Hati yang lalai dari mengingat Allah akan menghilangkan kenikmatan dari Ilahi/Net
Hati yang lalai dari mengingat Allah akan menghilangkan kenikmatan dari Ilahi/Net
KOMENTAR

LALAI adalah sesuatu yang sangat berbahaya. Seorang ibu yang lalai dengan bayinya sebentar saja, bisa saja menghilangnya nyawa sang bayi. Ini hanya satu contoh, sebab terlalu banyak bencana besar berakhir memilukan berpangkal dari suatu kelalaian.

Dalam Islam, perkara lalai seringkali diingatkan bahayanya, tidak terkecuali tercantum di dalam kitab suci. Orang yang lalai hatinya dapat berakibat lupa diri dan pada level parahnya bisa terjerumus lupa dengan Tuhannya. 

Betapa berbahaya seorang manusia yang sudah terlalai dari Tuhannya. Tuhan saja dilalaikannya, apalagi manusia biasa. Bisa-bisa bencana dari kelalaian orang itu berdampak buruk kepada manusia lainnya.

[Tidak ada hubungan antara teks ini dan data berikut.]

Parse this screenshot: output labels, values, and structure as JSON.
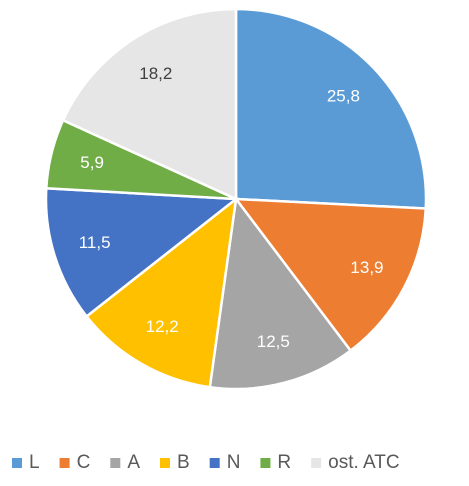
{
  "chart_data": {
    "type": "pie",
    "categories": [
      "L",
      "C",
      "A",
      "B",
      "N",
      "R",
      "ost. ATC"
    ],
    "values": [
      25.8,
      13.9,
      12.5,
      12.2,
      11.5,
      5.9,
      18.2
    ],
    "value_labels": [
      "25,8",
      "13,9",
      "12,5",
      "12,2",
      "11,5",
      "5,9",
      "18,2"
    ],
    "colors": [
      "#5b9bd5",
      "#ed7d31",
      "#a5a5a5",
      "#ffc000",
      "#4472c4",
      "#70ad47",
      "#e7e6e6"
    ],
    "legend": "bottom"
  }
}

Surat Al-Kahfi ayat 28, yang artinya:

Janganlah engkau mengikuti orang yang hatinya telah Kami lalaikan dari mengingat Kami serta menuruti hawa nafsunya dan keadaannya melewati batas.”

Ada beberapa poin menarik dari peringatan Al-Qur’an tersebut. Pertama, waspadalah terhadap manusia yang lalai hatinya dari mengingat Allah. Jauhi mereka!

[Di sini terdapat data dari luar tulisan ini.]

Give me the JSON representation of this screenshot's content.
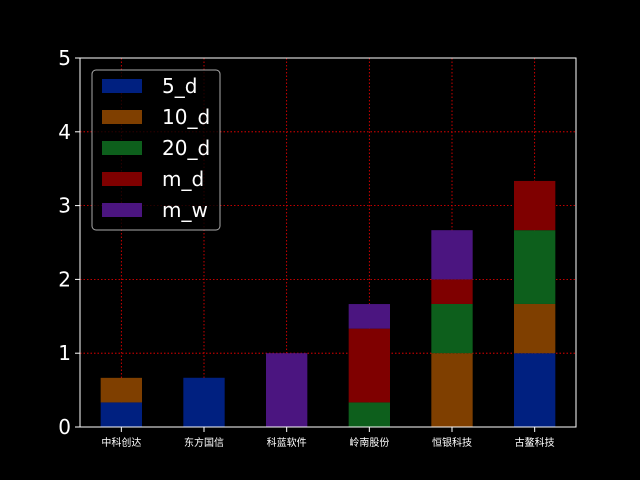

Khalid A. Mu’thi Khalif dalam bukunya Nasihat Untuk Orang-Orang Lalai (2005: 17) mengutip, Sayyid Quthb berkata, “Kami (Allah) buat hati mereka lalai ketika dirinya hanya memikirkan dirinya, hartanya, anak-anaknya, dan kesenangan serta kelezatan yang dirasakan syahwatnya. Sehingga, dalam hatinya tidak ada lagi tempat bagi Allah Swt. Hati yang sibuk dengan hal-hal tersebut dan menjadikan semua itu sebagai tujuan hidupnya”. 

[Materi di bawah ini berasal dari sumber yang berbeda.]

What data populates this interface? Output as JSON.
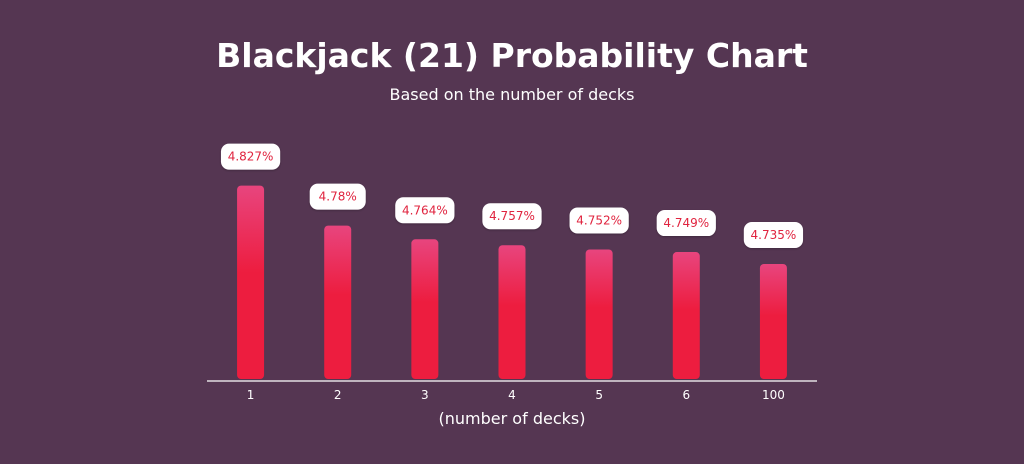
{
  "chart_data": {
    "type": "bar",
    "title": "Blackjack (21) Probability Chart",
    "subtitle": "Based on the number of decks",
    "xlabel": "(number of decks)",
    "ylabel": "",
    "categories": [
      "1",
      "2",
      "3",
      "4",
      "5",
      "6",
      "100"
    ],
    "values": [
      4.827,
      4.78,
      4.764,
      4.757,
      4.752,
      4.749,
      4.735
    ],
    "value_labels": [
      "4.827%",
      "4.78%",
      "4.764%",
      "4.757%",
      "4.752%",
      "4.749%",
      "4.735%"
    ],
    "ylim": [
      4.6,
      4.85
    ],
    "grid": false,
    "legend": "none"
  },
  "colors": {
    "background": "#553652",
    "bar_top": "#e8457e",
    "bar_bottom": "#ed1d3f",
    "label_text": "#e0243f",
    "label_bg": "#ffffff",
    "axis_line": "#ffffff",
    "text": "#ffffff"
  }
}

Tidak aneh jika ia kemudian lalai dari mengingat Allah, karena Allah Swt telah membuatnya lebih lalai lagi dan membiarkannya dalam kondisi seperti itu. Lalu, lepaslah kendali dari tangannya dan ia mendapatkan siksa yang telah Allah siapkan bagi orang-orang seperti dirinya yang menzalimi diri mereka sendiri juga menzalimi orang lain.

Kelalaian tidak pernah mendatangkan apapun kecuali kemalangan. Ketika seorang karyawan dari tugasnya lalu mendapatkan hukuman, maka kelalaian terhadap Allah dapat berujung azab. 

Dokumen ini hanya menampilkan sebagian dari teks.